Competenze per l’inclusione in azienda oppure cambio di paradigma?
Occorre andare oltre l’intuizione che la diversità è una leva di valore, e strutturare le organizzazioni per supportare le diversità nei vari ambiti
di Marco Maglione *
4' di lettura
4' di lettura
Sempre più spesso, fortunatamente, si sente parlare di inclusione, e non solo come “dovere etico-morale”, ma anche come “leva di business”. In particolare, le organizzazioni che investono in questa direzione e con questo scopo aumentano di giorno in giorno. La diversità “paga”, lo certifica un recente rapporto della McKinsey dal titolo “Why diversity matters”, il quale evidenzia come le aziende nel primo quartile per diversità (razziale ed etnica come base) hanno il 35% di probabilità in più di ottenere rendimenti finanziari superiori alle rispettive mediane nazionali del settor e.
L’11 settembre di quest'anno Newton ha organizzato (necessariamente in streaming, stavolta,) la seconda edizione dell’evento Global Inclusion, iniziativa tra l’altro premiata col riconoscimento della Medaglia d’Oro dalla Presidenza della Repubblica.Nel contesto odierno, che cambia sempre più rapidamente e non solo a causa del Covid-19, dell’immigrazione e della globalizzazione, il tema della diversità e dell’inclusione ha assunto una valenza strategica ed è, appunto, sempre più spesso approcciato in ottica “business-driven”.
Le aziende hanno istituito nuovi ruoli, i Diversity&Inclusion Manager, ed anche i modelli di competenza sono stati oggetto di una revisione, di un “tagliando” potremmo dire, alla luce di questa nuova ed accresciuta centralità dell'inclusione.Quindi, Diversity Management e Global Inclusion sono diventate competenze chiave da includere nei profili ideali di molti ruoli manageriali. La declinazione di tali competenze in comportamenti ed atteggiamenti, ovviamente, differisce da organizzazione ad organizzazione, ma il fine ultimo rimane costante.

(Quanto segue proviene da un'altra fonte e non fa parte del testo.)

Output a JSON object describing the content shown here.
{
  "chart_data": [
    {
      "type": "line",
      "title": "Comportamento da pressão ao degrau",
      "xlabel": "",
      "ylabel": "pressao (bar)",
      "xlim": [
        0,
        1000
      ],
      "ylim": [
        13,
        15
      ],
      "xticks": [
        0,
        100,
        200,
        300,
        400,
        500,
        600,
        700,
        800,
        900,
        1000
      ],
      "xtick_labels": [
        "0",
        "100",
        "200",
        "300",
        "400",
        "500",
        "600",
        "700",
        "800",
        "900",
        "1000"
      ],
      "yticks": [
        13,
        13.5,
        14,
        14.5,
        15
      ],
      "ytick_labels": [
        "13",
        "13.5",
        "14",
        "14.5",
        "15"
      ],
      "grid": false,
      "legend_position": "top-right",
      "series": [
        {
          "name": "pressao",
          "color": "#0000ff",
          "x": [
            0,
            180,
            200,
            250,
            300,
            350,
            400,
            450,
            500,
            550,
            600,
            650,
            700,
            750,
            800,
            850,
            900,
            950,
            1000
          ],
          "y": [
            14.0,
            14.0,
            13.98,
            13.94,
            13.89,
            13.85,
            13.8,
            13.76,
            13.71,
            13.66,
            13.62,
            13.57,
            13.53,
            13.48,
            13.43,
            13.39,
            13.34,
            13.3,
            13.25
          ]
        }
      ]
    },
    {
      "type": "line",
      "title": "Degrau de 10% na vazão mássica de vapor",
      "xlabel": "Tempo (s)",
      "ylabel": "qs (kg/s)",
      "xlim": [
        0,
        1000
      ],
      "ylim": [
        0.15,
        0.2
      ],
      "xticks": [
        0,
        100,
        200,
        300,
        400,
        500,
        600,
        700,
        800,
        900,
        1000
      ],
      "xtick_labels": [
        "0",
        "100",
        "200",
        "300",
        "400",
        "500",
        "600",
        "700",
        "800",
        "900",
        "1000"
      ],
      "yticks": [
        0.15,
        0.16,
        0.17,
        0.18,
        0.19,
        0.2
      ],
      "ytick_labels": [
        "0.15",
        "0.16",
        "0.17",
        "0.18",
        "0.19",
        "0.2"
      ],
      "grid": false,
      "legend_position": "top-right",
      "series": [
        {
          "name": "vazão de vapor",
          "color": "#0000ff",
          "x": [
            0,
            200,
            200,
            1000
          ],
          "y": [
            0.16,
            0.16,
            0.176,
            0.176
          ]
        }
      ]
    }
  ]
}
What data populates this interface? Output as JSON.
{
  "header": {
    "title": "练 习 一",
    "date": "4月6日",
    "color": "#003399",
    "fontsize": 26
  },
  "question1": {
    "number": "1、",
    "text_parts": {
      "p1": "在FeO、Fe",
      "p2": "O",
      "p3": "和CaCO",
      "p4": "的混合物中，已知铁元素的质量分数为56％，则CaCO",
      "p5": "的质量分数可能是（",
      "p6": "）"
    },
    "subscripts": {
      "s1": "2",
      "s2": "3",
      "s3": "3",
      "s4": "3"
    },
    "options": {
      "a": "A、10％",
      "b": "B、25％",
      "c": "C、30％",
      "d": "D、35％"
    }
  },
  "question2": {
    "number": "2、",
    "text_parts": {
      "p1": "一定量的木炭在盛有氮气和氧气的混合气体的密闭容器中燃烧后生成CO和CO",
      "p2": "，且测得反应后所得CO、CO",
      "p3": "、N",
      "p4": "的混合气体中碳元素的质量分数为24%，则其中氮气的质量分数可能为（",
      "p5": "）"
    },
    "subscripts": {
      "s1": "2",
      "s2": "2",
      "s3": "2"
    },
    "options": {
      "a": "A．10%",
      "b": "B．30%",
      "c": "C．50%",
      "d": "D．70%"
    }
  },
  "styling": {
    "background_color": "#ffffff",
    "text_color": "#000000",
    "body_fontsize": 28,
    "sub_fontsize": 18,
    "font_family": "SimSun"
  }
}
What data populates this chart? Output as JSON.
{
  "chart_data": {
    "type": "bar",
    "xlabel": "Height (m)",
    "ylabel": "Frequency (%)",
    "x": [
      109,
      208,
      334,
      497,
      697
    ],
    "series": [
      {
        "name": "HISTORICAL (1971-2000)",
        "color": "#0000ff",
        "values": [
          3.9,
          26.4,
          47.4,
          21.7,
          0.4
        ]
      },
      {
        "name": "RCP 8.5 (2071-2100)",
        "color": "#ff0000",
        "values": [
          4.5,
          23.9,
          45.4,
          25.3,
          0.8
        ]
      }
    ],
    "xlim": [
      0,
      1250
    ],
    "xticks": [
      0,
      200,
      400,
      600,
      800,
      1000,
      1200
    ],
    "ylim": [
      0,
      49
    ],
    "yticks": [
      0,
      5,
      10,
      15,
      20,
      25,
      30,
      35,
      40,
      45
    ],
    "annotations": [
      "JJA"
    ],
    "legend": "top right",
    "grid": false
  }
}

Questo trend, se così possiamo chiamarlo, apre però una nuova “finestra di riflessione”. La domanda è se non si stia ricadendo, seppure con scopi e finalità meritevoli, nell’errore congenito a tutti i modelli di competenza. Cioè l’idea di fondo, o l’assioma, se così vogliamo chiamarlo, che esista un profilo ideale al quale tendere, e che, quindi, si debba investire in training e coaching per migliorare il livello posseduto di tutte, o quasi, le competenze previste dal proprio profilo manageriale, qualunque esso sia.
Se questo approccio può dirsi e rivelarsi alquanto utile per quanto riguarda le cosiddette “competenze professionali”, e cioè quelle specifiche e distintive del ruolo in oggetto, altrettanto potrebbe non essere per le competenze più spiccatamente manageriali, tra le quali credo debba inserirsi anche quella del Diversity&Inclusion, se non altro per le ragioni precedentemente evidenziate.